What success looks like
  • A growing set of prototypes, reference implementations, and demos that the community manager can put in front of developers with confidence, because the code is readable, the docs are clear, and the layer boundaries are unambiguous.
  • Codebase and documentation that are clean enough that a developer can clone the repo, understand the layer architecture, and build correctly on top of it without asking for help - and their coding assistant routes to the right primitives without being corrected.
  • Real technical gaps - function calling, streaming abort, WASM MCP tooling, Safari support - closed, with clean implementations that hold up to scrutiny.

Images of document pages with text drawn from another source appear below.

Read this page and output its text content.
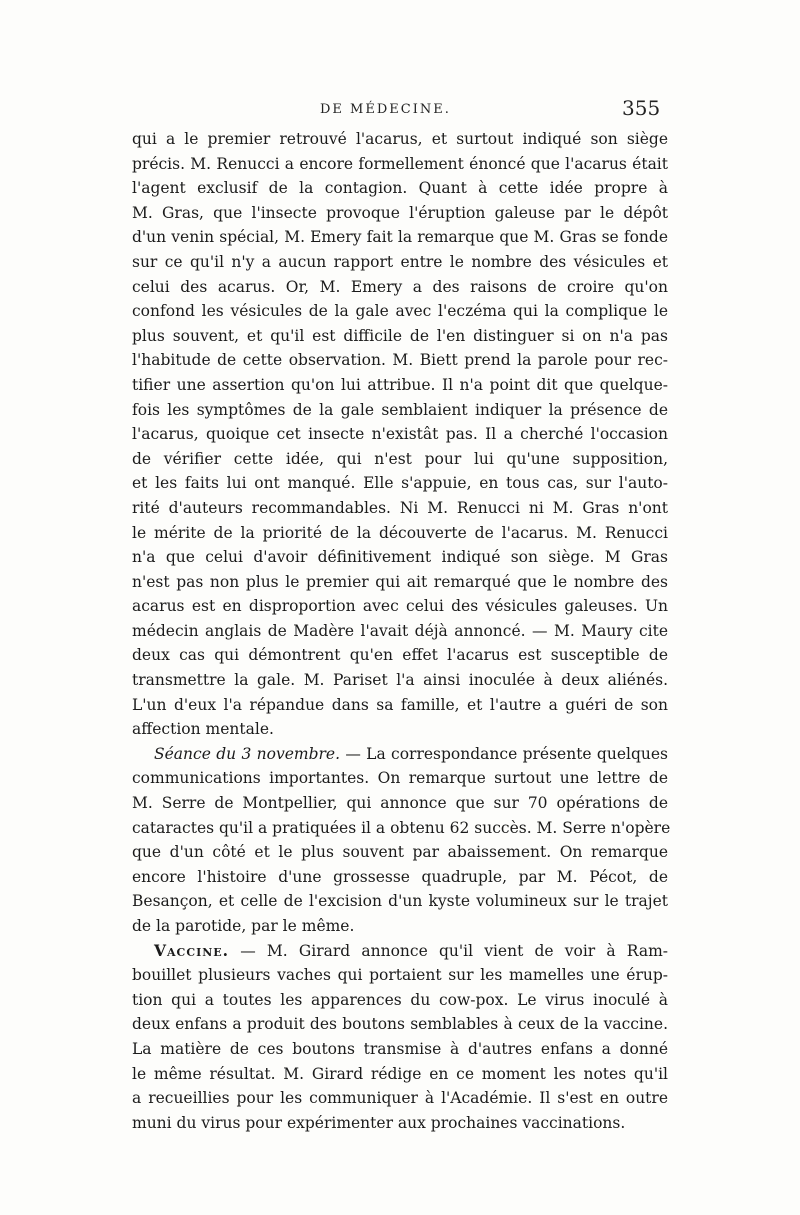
DE MÉDECINE.	355
qui a le premier retrouvé l'acarus, et surtout indiqué son siège
précis. M. Renucci a encore formellement énoncé que l'acarus était
l'agent exclusif de la contagion. Quant à cette idée propre à
M. Gras, que l'insecte provoque l'éruption galeuse par le dépôt
d'un venin spécial, M. Emery fait la remarque que M. Gras se fonde
sur ce qu'il n'y a aucun rapport entre le nombre des vésicules et
celui des acarus. Or, M. Emery a des raisons de croire qu'on
confond les vésicules de la gale avec l'eczéma qui la complique le
plus souvent, et qu'il est difficile de l'en distinguer si on n'a pas
l'habitude de cette observation. M. Biett prend la parole pour rec-
tifier une assertion qu'on lui attribue. Il n'a point dit que quelque-
fois les symptômes de la gale semblaient indiquer la présence de
l'acarus, quoique cet insecte n'existât pas. Il a cherché l'occasion
de vérifier cette idée, qui n'est pour lui qu'une supposition,
et les faits lui ont manqué. Elle s'appuie, en tous cas, sur l'auto-
rité d'auteurs recommandables. Ni M. Renucci ni M. Gras n'ont
le mérite de la priorité de la découverte de l'acarus. M. Renucci
n'a que celui d'avoir définitivement indiqué son siège. M Gras
n'est pas non plus le premier qui ait remarqué que le nombre des
acarus est en disproportion avec celui des vésicules galeuses. Un
médecin anglais de Madère l'avait déjà annoncé. — M. Maury cite
deux cas qui démontrent qu'en effet l'acarus est susceptible de
transmettre la gale. M. Pariset l'a ainsi inoculée à deux aliénés.
L'un d'eux l'a répandue dans sa famille, et l'autre a guéri de son
affection mentale.
Séance du 3 novembre. — La correspondance présente quelques
communications importantes. On remarque surtout une lettre de
M. Serre de Montpellier, qui annonce que sur 70 opérations de
cataractes qu'il a pratiquées il a obtenu 62 succès. M. Serre n'opère
que d'un côté et le plus souvent par abaissement. On remarque
encore l'histoire d'une grossesse quadruple, par M. Pécot, de
Besançon, et celle de l'excision d'un kyste volumineux sur le trajet
de la parotide, par le même.
Vaccine. — M. Girard annonce qu'il vient de voir à Ram-
bouillet plusieurs vaches qui portaient sur les mamelles une érup-
tion qui a toutes les apparences du cow-pox. Le virus inoculé à
deux enfans a produit des boutons semblables à ceux de la vaccine.
La matière de ces boutons transmise à d'autres enfans a donné
le même résultat. M. Girard rédige en ce moment les notes qu'il
a recueillies pour les communiquer à l'Académie. Il s'est en outre
muni du virus pour expérimenter aux prochaines vaccinations.
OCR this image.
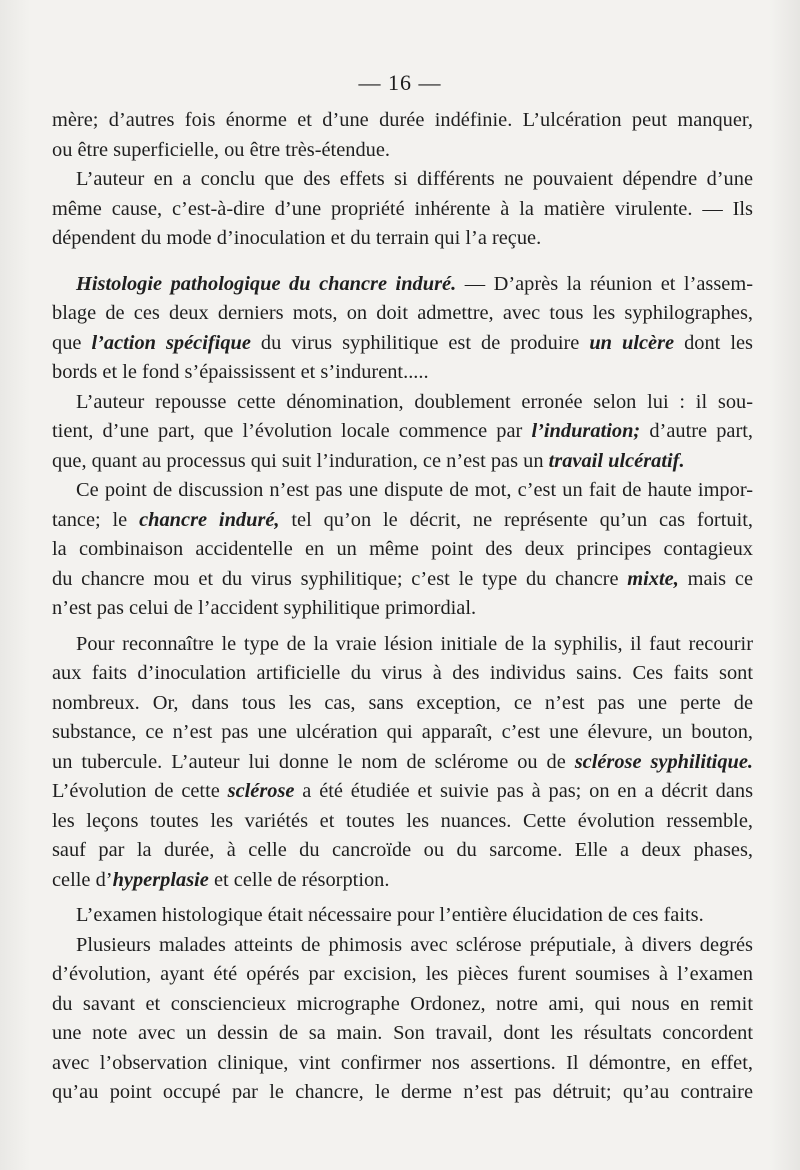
— 16 —
mère; d’autres fois énorme et d’une durée indéfinie. L’ulcération peut manquer,
ou être superficielle, ou être très-étendue.
L’auteur en a conclu que des effets si différents ne pouvaient dépendre d’une
même cause, c’est-à-dire d’une propriété inhérente à la matière virulente. — Ils
dépendent du mode d’inoculation et du terrain qui l’a reçue.
Histologie pathologique du chancre induré. — D’après la réunion et l’assem-
blage de ces deux derniers mots, on doit admettre, avec tous les syphilographes,
que l’action spécifique du virus syphilitique est de produire un ulcère dont les
bords et le fond s’épaississent et s’indurent.....
L’auteur repousse cette dénomination, doublement erronée selon lui : il sou-
tient, d’une part, que l’évolution locale commence par l’induration; d’autre part,
que, quant au processus qui suit l’induration, ce n’est pas un travail ulcératif.
Ce point de discussion n’est pas une dispute de mot, c’est un fait de haute impor-
tance; le chancre induré, tel qu’on le décrit, ne représente qu’un cas fortuit,
la combinaison accidentelle en un même point des deux principes contagieux
du chancre mou et du virus syphilitique; c’est le type du chancre mixte, mais ce
n’est pas celui de l’accident syphilitique primordial.
Pour reconnaître le type de la vraie lésion initiale de la syphilis, il faut recourir
aux faits d’inoculation artificielle du virus à des individus sains. Ces faits sont
nombreux. Or, dans tous les cas, sans exception, ce n’est pas une perte de
substance, ce n’est pas une ulcération qui apparaît, c’est une élevure, un bouton,
un tubercule. L’auteur lui donne le nom de sclérome ou de sclérose syphilitique.
L’évolution de cette sclérose a été étudiée et suivie pas à pas; on en a décrit dans
les leçons toutes les variétés et toutes les nuances. Cette évolution ressemble,
sauf par la durée, à celle du cancroïde ou du sarcome. Elle a deux phases,
celle d’hyperplasie et celle de résorption.
L’examen histologique était nécessaire pour l’entière élucidation de ces faits.
Plusieurs malades atteints de phimosis avec sclérose préputiale, à divers degrés
d’évolution, ayant été opérés par excision, les pièces furent soumises à l’examen
du savant et consciencieux micrographe Ordonez, notre ami, qui nous en remit
une note avec un dessin de sa main. Son travail, dont les résultats concordent
avec l’observation clinique, vint confirmer nos assertions. Il démontre, en effet,
qu’au point occupé par le chancre, le derme n’est pas détruit; qu’au contraire
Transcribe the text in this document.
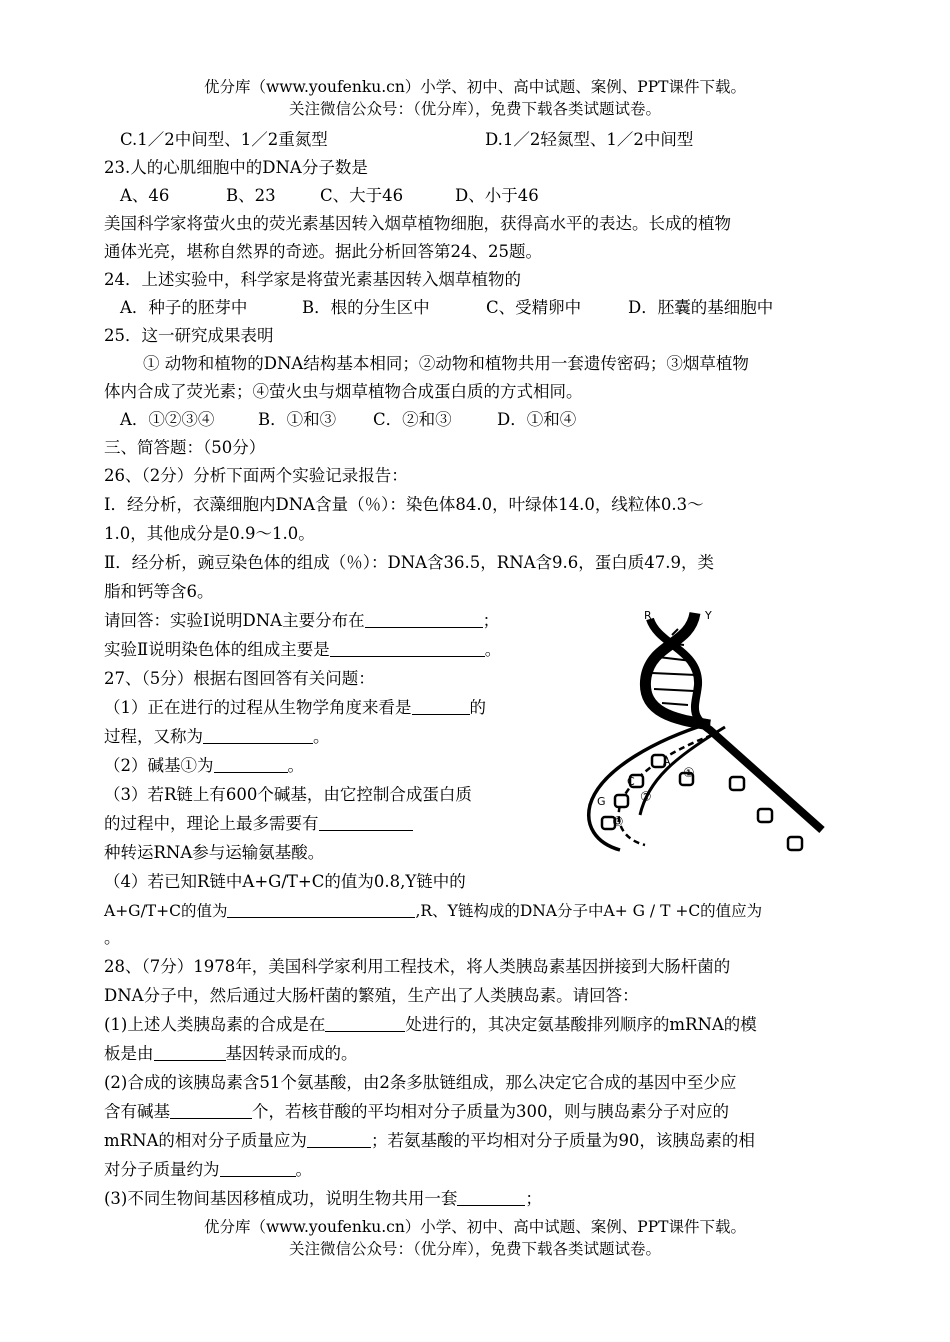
优分库（www.youfenku.cn）小学、初中、高中试题、案例、PPT课件下载。
关注微信公众号：（优分库），免费下载各类试题试卷。
C.1／2中间型、1／2重氮型	D.1／2轻氮型、1／2中间型
23.人的心肌细胞中的DNA分子数是
A、46	B、23	C、大于46	D、小于46
美国科学家将萤火虫的荧光素基因转入烟草植物细胞，获得高水平的表达。长成的植物
通体光亮，堪称自然界的奇迹。据此分析回答第24、25题。
24．上述实验中，科学家是将萤光素基因转入烟草植物的
A．种子的胚芽中	B．根的分生区中	C、受精卵中	D．胚囊的基细胞中
25．这一研究成果表明
① 动物和植物的DNA结构基本相同；②动物和植物共用一套遗传密码；③烟草植物
体内合成了荧光素；④萤火虫与烟草植物合成蛋白质的方式相同。
A．①②③④	B．①和③ C．②和③	D．①和④
三、简答题：（50分）
26、（2分）分析下面两个实验记录报告：
Ⅰ．经分析，衣藻细胞内DNA含量（％）：染色体84.0，叶绿体14.0，线粒体0.3～
1.0，其他成分是0.9～1.0。
Ⅱ．经分析，豌豆染色体的组成（％）：DNA含36.5，RNA含9.6，蛋白质47.9，类
脂和钙等含6。
请回答：实验Ⅰ说明DNA主要分布在	；
实验Ⅱ说明染色体的组成主要是	。
27、（5分）根据右图回答有关问题：
（1）正在进行的过程从生物学角度来看是	的
过程，又称为	。
（2）碱基①为	。
（3）若R链上有600个碱基，由它控制合成蛋白质
的过程中，理论上最多需要有
种转运RNA参与运输氨基酸。
（4）若已知R链中A+G/T+C的值为0.8,Y链中的
A+G/T+C的值为	,R、Y链构成的DNA分子中A+ G / T +C的值应为
。
R	Y
A
C
G
①
②
③
28、（7分）1978年，美国科学家利用工程技术，将人类胰岛素基因拼接到大肠杆菌的
DNA分子中，然后通过大肠杆菌的繁殖，生产出了人类胰岛素。请回答：
(1)上述人类胰岛素的合成是在	处进行的，其决定氨基酸排列顺序的mRNA的模
板是由	基因转录而成的。
(2)合成的该胰岛素含51个氨基酸，由2条多肽链组成，那么决定它合成的基因中至少应
含有碱基	个，若核苷酸的平均相对分子质量为300，则与胰岛素分子对应的
mRNA的相对分子质量应为	；若氨基酸的平均相对分子质量为90，该胰岛素的相
对分子质量约为	。
(3)不同生物间基因移植成功，说明生物共用一套	；
优分库（www.youfenku.cn）小学、初中、高中试题、案例、PPT课件下载。
关注微信公众号：（优分库），免费下载各类试题试卷。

  • Influence on the standards conversation earned through shipping - a concrete contribution to WICG or W3C that came from being a practitioner, not just a participant.
  • A technical voice that developers trust because what you shipped worked and what you said was right.

Engagement model
  • Fixed-term, contract-based engagement
  • Flexible hours and outcome-oriented working style
  • Work produced through this engagement is expected to be developed in the open where appropriate, including public repositories and community-facing channels
  • This opportunity is scoped around specific prototyping and ecosystem-facing deliverables, rather than a permanent employee role

Budget for this opportunity: $200,000-$227,250 annualized equivalent.
This is a fixed-term contract opportunity, not a permanent employee role. Final contract terms - including scope, weekly hours, duration, and payment structure - will be determined based on the needs of the engagement and the selected contractor's experience. This posting reflects Mozilla's good-faith budgeted range for the work at the time of posting.